Bagian 21 | Our Story ✓

72 18 0
                                    

Sorry for typo
~ Happy Reading ~

"Kamu yang terlalu sempurna, hingga membuatku sulit untuk mengimbanginya."
~Twin's

Satu hal yang dapat menjadikan seorang ibu seperti Nana kalang kabut seperti sekarang adalah perihal anak. Nana bahkan merelakan pekerjaannya tertunda, demi melihat putri sulungnya. Masih dengan pakaian khas wanita karir pada umumnya, Nana berjalan tergesa-gesa menuju ruangan melati, nomor 202. Tempat Shana sedang dirawat.

Pintu ruangannya tiba-tiba terbuka lebar, menampilkan wajah lelah Nana yang masih saja terlihat muda daripada umur aslinya. Shana menatap lekat wajah Nana yang sudah dikategorikan berantakan, bahkan sangat kentara sekali dengan mata sembabnya.

"Ada, apa, Ma?"

Bukannya mendapatkan jawaban, Shana langsung mendapatkan sebuah dekapan hangat dari seorang ibu.

Shana sempat tersentak, dia dapat merasakan tubuh Nana yang bergetar hebat dan suara isak tangisnya pun mulai terdengar. Shana tersenyum tipis, hatinya sedikit menghangat sekarang. Dia mengusap punggung Nana dengan lembut.

"Gak apa-apa, kok, Ma. Aku baik-baik aja, jika itu yang ingin Mama tahu."

Nana melepaskan pelukannya. Ditatapnya lamat-lamat Shana dengan hati yang terasa berdenyut nyeri. Dia merasa tidak bisa menjadi ibu yang baik bagi anaknya.

"Maafin Mama ya, Shana?" pinta Nana dengan suara parau.

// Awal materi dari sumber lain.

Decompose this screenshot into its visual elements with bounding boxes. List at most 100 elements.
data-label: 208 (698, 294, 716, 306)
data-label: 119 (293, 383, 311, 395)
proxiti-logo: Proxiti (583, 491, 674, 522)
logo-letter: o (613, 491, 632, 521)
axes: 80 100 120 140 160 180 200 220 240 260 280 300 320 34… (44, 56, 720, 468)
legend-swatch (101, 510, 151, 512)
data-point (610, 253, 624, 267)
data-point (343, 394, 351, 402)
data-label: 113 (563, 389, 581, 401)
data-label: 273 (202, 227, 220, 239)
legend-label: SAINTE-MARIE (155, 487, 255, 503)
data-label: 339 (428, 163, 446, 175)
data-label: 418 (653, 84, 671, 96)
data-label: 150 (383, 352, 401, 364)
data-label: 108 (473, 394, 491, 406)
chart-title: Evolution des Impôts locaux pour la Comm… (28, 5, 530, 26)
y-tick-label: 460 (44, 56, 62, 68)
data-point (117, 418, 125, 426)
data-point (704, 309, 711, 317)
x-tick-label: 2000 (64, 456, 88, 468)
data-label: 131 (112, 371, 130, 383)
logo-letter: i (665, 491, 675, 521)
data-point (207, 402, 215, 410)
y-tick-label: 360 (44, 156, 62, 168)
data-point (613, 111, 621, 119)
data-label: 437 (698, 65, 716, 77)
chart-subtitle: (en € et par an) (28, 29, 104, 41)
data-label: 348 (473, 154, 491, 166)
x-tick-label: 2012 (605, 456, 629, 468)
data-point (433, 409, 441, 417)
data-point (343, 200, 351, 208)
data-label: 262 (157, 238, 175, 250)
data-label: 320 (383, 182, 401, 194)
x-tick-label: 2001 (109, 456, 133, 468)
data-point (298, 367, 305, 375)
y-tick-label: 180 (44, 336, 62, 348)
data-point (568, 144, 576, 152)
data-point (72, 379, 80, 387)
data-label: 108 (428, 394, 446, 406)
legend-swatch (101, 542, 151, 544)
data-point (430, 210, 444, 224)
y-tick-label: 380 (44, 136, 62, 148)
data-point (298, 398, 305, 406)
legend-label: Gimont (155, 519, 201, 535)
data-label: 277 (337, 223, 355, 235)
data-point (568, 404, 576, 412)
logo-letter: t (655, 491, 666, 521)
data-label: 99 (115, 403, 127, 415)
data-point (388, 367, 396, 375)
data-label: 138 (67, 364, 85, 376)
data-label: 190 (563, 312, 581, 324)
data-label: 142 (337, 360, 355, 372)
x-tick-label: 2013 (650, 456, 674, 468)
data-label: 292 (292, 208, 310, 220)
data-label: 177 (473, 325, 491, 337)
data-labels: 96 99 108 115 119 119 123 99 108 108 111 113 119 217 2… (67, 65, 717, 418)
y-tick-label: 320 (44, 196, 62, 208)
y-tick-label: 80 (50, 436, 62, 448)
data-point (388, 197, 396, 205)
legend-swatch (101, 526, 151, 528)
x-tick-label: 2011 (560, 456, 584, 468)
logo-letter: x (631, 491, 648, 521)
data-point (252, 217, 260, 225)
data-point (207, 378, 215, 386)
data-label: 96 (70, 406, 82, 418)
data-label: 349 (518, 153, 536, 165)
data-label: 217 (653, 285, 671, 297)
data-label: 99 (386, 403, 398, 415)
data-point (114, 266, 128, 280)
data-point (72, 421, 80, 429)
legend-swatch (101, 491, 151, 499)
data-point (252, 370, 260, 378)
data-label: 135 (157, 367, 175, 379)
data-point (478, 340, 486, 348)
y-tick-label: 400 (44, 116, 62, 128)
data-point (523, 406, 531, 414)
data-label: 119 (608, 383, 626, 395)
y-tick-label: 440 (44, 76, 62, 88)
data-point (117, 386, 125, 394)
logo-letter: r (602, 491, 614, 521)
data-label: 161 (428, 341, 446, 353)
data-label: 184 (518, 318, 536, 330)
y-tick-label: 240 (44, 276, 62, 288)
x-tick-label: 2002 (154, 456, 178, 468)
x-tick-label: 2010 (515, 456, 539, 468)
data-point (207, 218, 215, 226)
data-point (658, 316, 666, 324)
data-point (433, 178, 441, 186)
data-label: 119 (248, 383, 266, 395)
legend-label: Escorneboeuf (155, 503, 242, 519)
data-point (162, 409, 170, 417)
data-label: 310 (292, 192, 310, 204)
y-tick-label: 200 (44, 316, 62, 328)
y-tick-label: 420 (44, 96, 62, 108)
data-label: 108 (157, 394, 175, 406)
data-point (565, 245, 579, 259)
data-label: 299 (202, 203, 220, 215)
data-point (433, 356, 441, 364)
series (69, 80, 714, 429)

Shana menggerakkan kepalanya, menggeleng. "Bukan, karena Mama," jelasnya. "Ini memang udah takdir aku, dari kecil, kan?" lanjut Shana dengan suara yang tidak kalah lirih.

Nana tersenyum getir melihat keadaan putrinya. Dia menjawat lengan Shana dan meremasnya pelan. "Jangan khawatir, ya. Mama sama Papa kamu, pasti ngeusahain buat kamu sembuh. Itu pasti," ucap Nana sambil mengelus puncak kepala Shana.

Shana merasa pertahanannya luluh seketika. Hanya karena perhatian sekecil ini mampu membuatnya kembali menangis. Tangisnya pecah bersamaan dengan kedatangan Dokter Celio Al-Lazuardi yang menjadi dokter kepercayaan keluarganya, mengatakan bahwa sekarang adalah saatnya untuk pemberitahuan mengenai kesehatan Shana, hasil tes yang mereka tunggu akhirnya keluar juga.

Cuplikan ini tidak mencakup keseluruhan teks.